Born Losers is a pioneering work of American cultural history, which connects everyday attitudes and anxieties about failure to lofty ideals of individualism and salesmanship of self. Sandage’s storytelling will resonate with all of us as it brings to life forgotten men and women who wrestled with The Loser--the label and the experience--in the days when American capitalism was building a nation of winners.
PUBLISHERS WEEKLY
It's a most familiar refrain of American life: work hard and prosper. That the dream of triumphant prosperity so consistently and perplexingly eludes so many, despite heroic effort and toil, is, alas, also familiar. Hardly surprising, argues Carnegie Mellon historian Sandage: it turns out that Americans are much less Andrew Carnegie and more Willy Loman. Why? In the early days of the republic, Protestant predestination and the uniquely democratic promise of reward based on a meritocracy of effort and talent unleashed the dynamic but often unfocused energies of untold numbers of self-styled frontier entrepreneurs. By the 19th century, the myth of the self-made man had become a test of identity and self-worth. A few succeeded beyond their wildest expectations but, says Sandage, most Americans faced unexpected and heartbreaking ruin.
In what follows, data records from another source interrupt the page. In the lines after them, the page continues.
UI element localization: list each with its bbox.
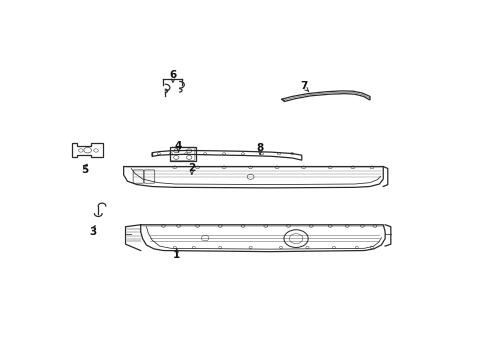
Bar xyxy=(169,147,195,161)
Text: 2: 2 xyxy=(188,163,195,174)
Text: 5: 5 xyxy=(81,165,88,175)
Text: 4: 4 xyxy=(175,141,182,151)
Text: 1: 1 xyxy=(173,250,180,260)
Text: 3: 3 xyxy=(89,227,97,237)
Text: 8: 8 xyxy=(256,143,263,153)
Text: 7: 7 xyxy=(299,81,307,91)
Text: 6: 6 xyxy=(169,70,176,80)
Sandage has done an admirable job of culling diaries and letters to tell their stories. Most compelling are the "begging letters" written by women to outstanding capitalists on behalf of their ruined husbands. Regrettably, these individual snapshots fail to cohere into a fully comprehensive portrait of the personal and social psychology of failure. That failure diminished a man is hardly revelatory, nor does it constitute the level of specific historical analysis one expects. 30 b&w photos; 30 b&w illus.